SBI reclaims crown: Overtakes ICICI Bank as India’s 2nd most valuable bank after 6 years

State Bank of India reclaimed its position as the country's second-most valuable bank by market capitalisation on Tuesday, overtaking ICICI Bank for the first time in more than six years as a sustained rally in public sector bank stocks drew fresh foreign institutional investment.
SBI's market cap stood at ₹9.60 trillion compared to ICICI Bank's ₹9.57 trillion in morning trade on January 27, 2026, according to BSE data reported by Business Standard. The state-run lender last held this position on August 6, 2019, when its valuation stood at ₹2.69 trillion against ICICI Bank's ₹2.65 trillion. HDFC Bank remains India's most valuable bank with a market cap of ₹14.16 trillion.

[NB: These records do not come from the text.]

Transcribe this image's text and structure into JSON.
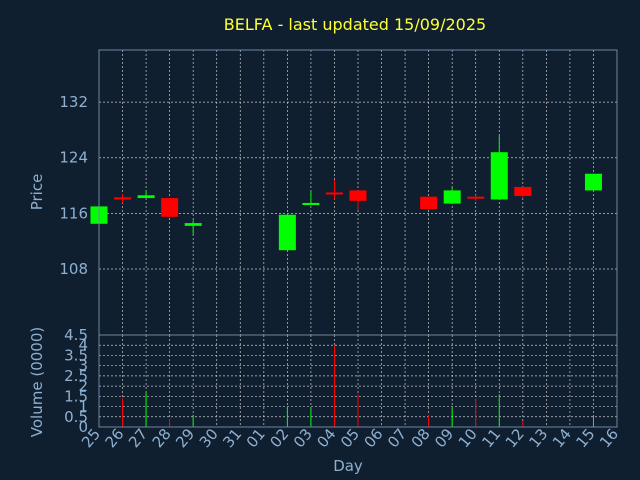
{
  "chart_data": [
    {
      "type": "candlestick",
      "title": "BELFA - last updated 15/09/2025",
      "ylabel": "Price",
      "ylim": [
        98.5,
        139.5
      ],
      "yticks": [
        108,
        116,
        124,
        132
      ],
      "grid": true,
      "up_color": "#00ff00",
      "down_color": "#ff0000",
      "categories": [
        "25",
        "26",
        "27",
        "28",
        "29",
        "30",
        "31",
        "01",
        "02",
        "03",
        "04",
        "05",
        "06",
        "07",
        "08",
        "09",
        "10",
        "11",
        "12",
        "13",
        "14",
        "15",
        "16"
      ],
      "candles": [
        {
          "x": "25",
          "open": 114.5,
          "high": 117.0,
          "low": 114.5,
          "close": 117.0
        },
        {
          "x": "26",
          "open": 118.3,
          "high": 118.8,
          "low": 117.5,
          "close": 118.0
        },
        {
          "x": "27",
          "open": 118.2,
          "high": 119.3,
          "low": 118.2,
          "close": 118.6
        },
        {
          "x": "28",
          "open": 118.2,
          "high": 118.2,
          "low": 115.5,
          "close": 115.5
        },
        {
          "x": "29",
          "open": 114.2,
          "high": 115.0,
          "low": 112.8,
          "close": 114.6
        },
        {
          "x": "02",
          "open": 110.7,
          "high": 115.8,
          "low": 110.7,
          "close": 115.8
        },
        {
          "x": "03",
          "open": 117.2,
          "high": 119.2,
          "low": 117.2,
          "close": 117.5
        },
        {
          "x": "04",
          "open": 119.0,
          "high": 120.8,
          "low": 118.0,
          "close": 118.8
        },
        {
          "x": "05",
          "open": 119.3,
          "high": 119.3,
          "low": 116.5,
          "close": 117.8
        },
        {
          "x": "08",
          "open": 118.4,
          "high": 118.4,
          "low": 116.5,
          "close": 116.6
        },
        {
          "x": "09",
          "open": 117.4,
          "high": 119.8,
          "low": 117.4,
          "close": 119.3
        },
        {
          "x": "10",
          "open": 118.4,
          "high": 118.6,
          "low": 117.8,
          "close": 118.2
        },
        {
          "x": "11",
          "open": 118.0,
          "high": 127.2,
          "low": 118.0,
          "close": 124.8
        },
        {
          "x": "12",
          "open": 119.8,
          "high": 119.8,
          "low": 118.3,
          "close": 118.5
        },
        {
          "x": "15",
          "open": 119.3,
          "high": 121.7,
          "low": 119.3,
          "close": 121.7
        }
      ]
    },
    {
      "type": "bar",
      "ylabel": "Volume (0000)",
      "xlabel": "Day",
      "ylim": [
        0,
        4.5
      ],
      "yticks": [
        "0",
        "0.5",
        "1",
        "1.5",
        "2",
        "2.5",
        "3",
        "3.5",
        "4",
        "4.5"
      ],
      "grid": true,
      "categories": [
        "25",
        "26",
        "27",
        "28",
        "29",
        "30",
        "31",
        "01",
        "02",
        "03",
        "04",
        "05",
        "06",
        "07",
        "08",
        "09",
        "10",
        "11",
        "12",
        "13",
        "14",
        "15",
        "16"
      ],
      "bars": [
        {
          "x": "25",
          "value": 0.2,
          "color": "#00ff00"
        },
        {
          "x": "26",
          "value": 1.4,
          "color": "#ff0000"
        },
        {
          "x": "27",
          "value": 1.7,
          "color": "#00ff00"
        },
        {
          "x": "28",
          "value": 0.4,
          "color": "#ff0000"
        },
        {
          "x": "29",
          "value": 0.6,
          "color": "#00ff00"
        },
        {
          "x": "02",
          "value": 1.0,
          "color": "#00ff00"
        },
        {
          "x": "03",
          "value": 0.9,
          "color": "#00ff00"
        },
        {
          "x": "04",
          "value": 4.0,
          "color": "#ff0000"
        },
        {
          "x": "05",
          "value": 1.6,
          "color": "#ff0000"
        },
        {
          "x": "08",
          "value": 0.6,
          "color": "#ff0000"
        },
        {
          "x": "09",
          "value": 0.9,
          "color": "#00ff00"
        },
        {
          "x": "10",
          "value": 1.4,
          "color": "#ff0000"
        },
        {
          "x": "11",
          "value": 1.6,
          "color": "#00ff00"
        },
        {
          "x": "12",
          "value": 0.3,
          "color": "#ff0000"
        },
        {
          "x": "15",
          "value": 0.5,
          "color": "#00ff00"
        }
      ]
    }
  ]
}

Foreign Investors Drive PSU Bank Rally
The reversal in fortunes reflects a broader institutional pivot toward public sector banks. Foreign institutional investors raised their stake in SBI to 10.34% in the December 2025 quarter, the highest level in a year, up from 9.57% in September 2025. The buying spree extended across the sector, with FIIs increasing positions in 10 of 12 PSU banks as the group added ₹4.5 lakh crore in market capitalisation over the past year.

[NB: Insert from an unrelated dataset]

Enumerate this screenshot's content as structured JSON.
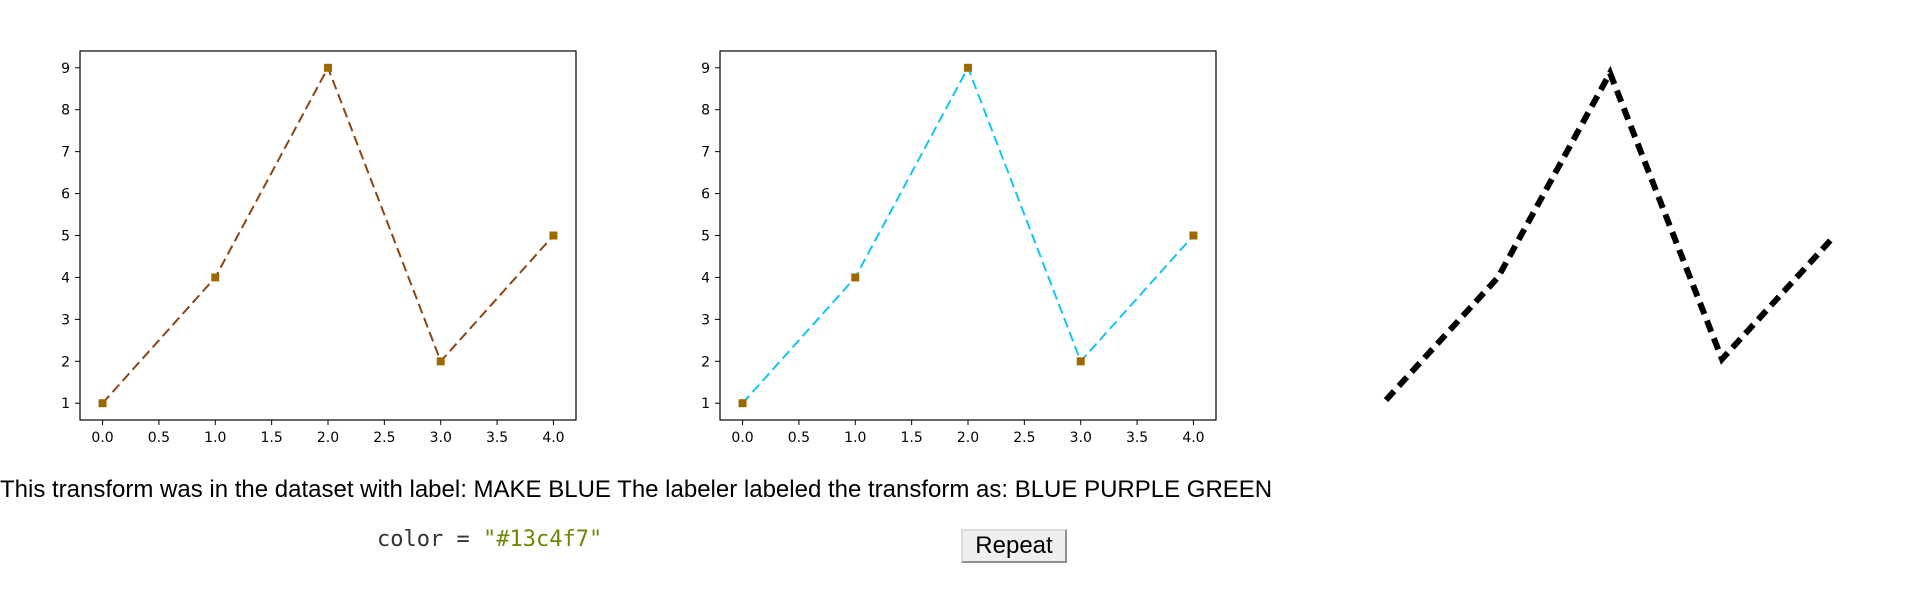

SBI has outperformed its private sector rivals by a wide margin in recent months. The stock has gained 6% in January 2026, compared with declines of 7.2% for HDFC Bank and 0.3% for ICICI Bank during the same period. Over six months, SBI surged 31%, while ICICI Bank fell 10.2% and HDFC Bank dropped 8.6%.
The stock touched a record high of ₹1,055.35 on January 22, 2026, pushing its market cap toward ₹10 trillion.

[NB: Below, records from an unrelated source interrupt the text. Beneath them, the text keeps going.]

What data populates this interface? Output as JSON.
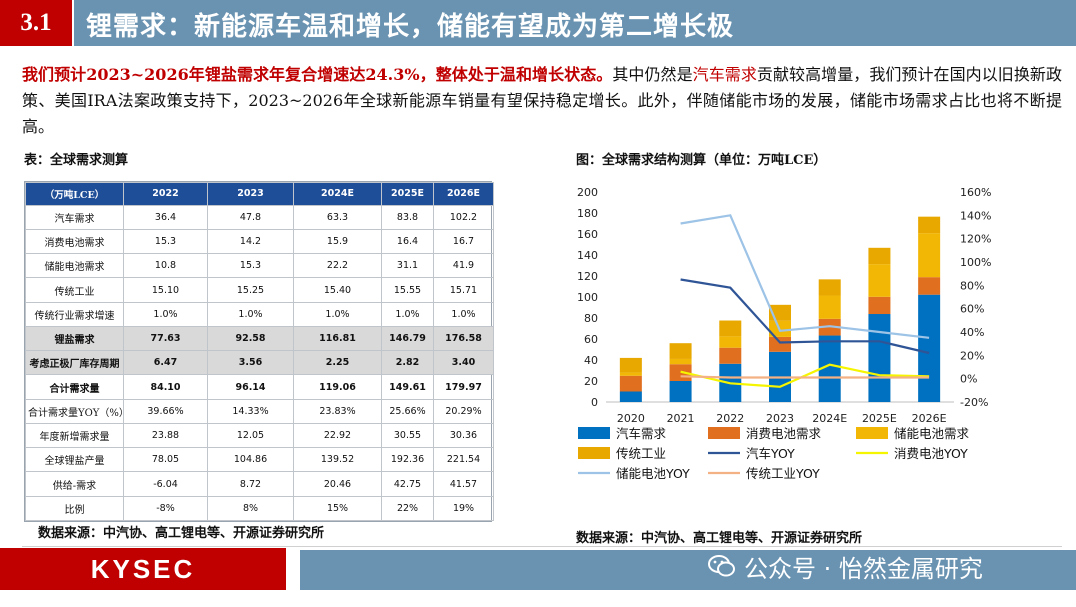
{
  "header": {
    "number": "3.1",
    "title": "锂需求：新能源车温和增长，储能有望成为第二增长极"
  },
  "intro": {
    "bold_red": "我们预计2023~2026年锂盐需求年复合增速达24.3%，整体处于温和增长状态。",
    "text_a": "其中仍然是",
    "highlight": "汽车需求",
    "text_b": "贡献较高增量，我们预计在国内以旧换新政策、美国IRA法案政策支持下，2023~2026年全球新能源车销量有望保持稳定增长。此外，伴随储能市场的发展，储能市场需求占比也将不断提高。"
  },
  "table_caption": "表：全球需求测算",
  "chart_caption": "图：全球需求结构测算（单位：万吨LCE）",
  "table": {
    "headers": [
      "（万吨LCE）",
      "2022",
      "2023",
      "2024E",
      "2025E",
      "2026E"
    ],
    "rows": [
      [
        "汽车需求",
        "36.4",
        "47.8",
        "63.3",
        "83.8",
        "102.2"
      ],
      [
        "消费电池需求",
        "15.3",
        "14.2",
        "15.9",
        "16.4",
        "16.7"
      ],
      [
        "储能电池需求",
        "10.8",
        "15.3",
        "22.2",
        "31.1",
        "41.9"
      ],
      [
        "传统工业",
        "15.10",
        "15.25",
        "15.40",
        "15.55",
        "15.71"
      ],
      [
        "传统行业需求增速",
        "1.0%",
        "1.0%",
        "1.0%",
        "1.0%",
        "1.0%"
      ],
      [
        "锂盐需求",
        "77.63",
        "92.58",
        "116.81",
        "146.79",
        "176.58"
      ],
      [
        "考虑正极厂库存周期",
        "6.47",
        "3.56",
        "2.25",
        "2.82",
        "3.40"
      ],
      [
        "合计需求量",
        "84.10",
        "96.14",
        "119.06",
        "149.61",
        "179.97"
      ],
      [
        "合计需求量YOY（%）",
        "39.66%",
        "14.33%",
        "23.83%",
        "25.66%",
        "20.29%"
      ],
      [
        "年度新增需求量",
        "23.88",
        "12.05",
        "22.92",
        "30.55",
        "30.36"
      ],
      [
        "全球锂盐产量",
        "78.05",
        "104.86",
        "139.52",
        "192.36",
        "221.54"
      ],
      [
        "供给-需求",
        "-6.04",
        "8.72",
        "20.46",
        "42.75",
        "41.57"
      ],
      [
        "比例",
        "-8%",
        "8%",
        "15%",
        "22%",
        "19%"
      ]
    ]
  },
  "source_left": "数据来源：中汽协、高工锂电等、开源证券研究所",
  "source_right": "数据来源：中汽协、高工锂电等、开源证券研究所",
  "chart_data": {
    "type": "bar",
    "stacked": true,
    "categories": [
      "2020",
      "2021",
      "2022",
      "2023",
      "2024E",
      "2025E",
      "2026E"
    ],
    "ylim": [
      0,
      200
    ],
    "yticks": [
      "0",
      "20",
      "40",
      "60",
      "80",
      "100",
      "120",
      "140",
      "160",
      "180",
      "200"
    ],
    "y2lim": [
      -20,
      160
    ],
    "y2ticks": [
      "-20%",
      "0%",
      "20%",
      "40%",
      "60%",
      "80%",
      "100%",
      "120%",
      "140%",
      "160%"
    ],
    "bar_series": [
      {
        "name": "汽车需求",
        "color": "#0070c0",
        "values": [
          10,
          20,
          36.4,
          47.8,
          63.3,
          83.8,
          102.2
        ]
      },
      {
        "name": "消费电池需求",
        "color": "#e07020",
        "values": [
          15,
          16,
          15.3,
          14.2,
          15.9,
          16.4,
          16.7
        ]
      },
      {
        "name": "储能电池需求",
        "color": "#f2b705",
        "values": [
          3,
          5,
          10.8,
          15.3,
          22.2,
          31.1,
          41.9
        ]
      },
      {
        "name": "传统工业",
        "color": "#e8a800",
        "values": [
          14,
          15,
          15.1,
          15.25,
          15.4,
          15.55,
          15.71
        ]
      }
    ],
    "line_series": [
      {
        "name": "汽车YOY",
        "color": "#2f5597",
        "values": [
          null,
          85,
          78,
          31,
          32,
          32,
          22
        ]
      },
      {
        "name": "消费电池YOY",
        "color": "#f5f500",
        "values": [
          null,
          6,
          -4,
          -7,
          12,
          3,
          2
        ]
      },
      {
        "name": "储能电池YOY",
        "color": "#9dc3e6",
        "values": [
          null,
          133,
          140,
          41,
          45,
          40,
          35
        ]
      },
      {
        "name": "传统工业YOY",
        "color": "#f4b183",
        "values": [
          null,
          2,
          1,
          1,
          1,
          1,
          1
        ]
      }
    ],
    "legend": [
      "汽车需求",
      "消费电池需求",
      "储能电池需求",
      "传统工业",
      "汽车YOY",
      "消费电池YOY",
      "储能电池YOY",
      "传统工业YOY"
    ]
  },
  "footer": {
    "logo": "KYSEC",
    "watermark": "公众号 · 怡然金属研究"
  }
}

Analysts Cite Stronger Fundamentals
Motilal Oswal Financial Services noted that SBI has delivered strong performance supported by steady business and revenue growth alongside well-contained credit costs. The bank is guiding for 13-14% loan growth in FY26, led primarily by the retail, agriculture, and MSME segments, with net interest margin outlook remaining unchanged at above 3%.
S&P Global Ratings has forecast SBI's return on assets will stay at 0.9%-1.0% over the next two years, supported by the bank's contained credit costs amid a benign credit cycle in India.
"For the first time in over a decade, PSU banks are also growing their loan books faster than private sector banks, indicating that they are regaining market share and customer confidence," said Manish Srivastava, Executive Director at Anand Rathi Wealth Limited.
Indian equity markets rebounded on Tuesday after falling in early trade, with the Sensex and Nifty recovering to trade in positive territory. SBI was among the gainers on the 30-share index.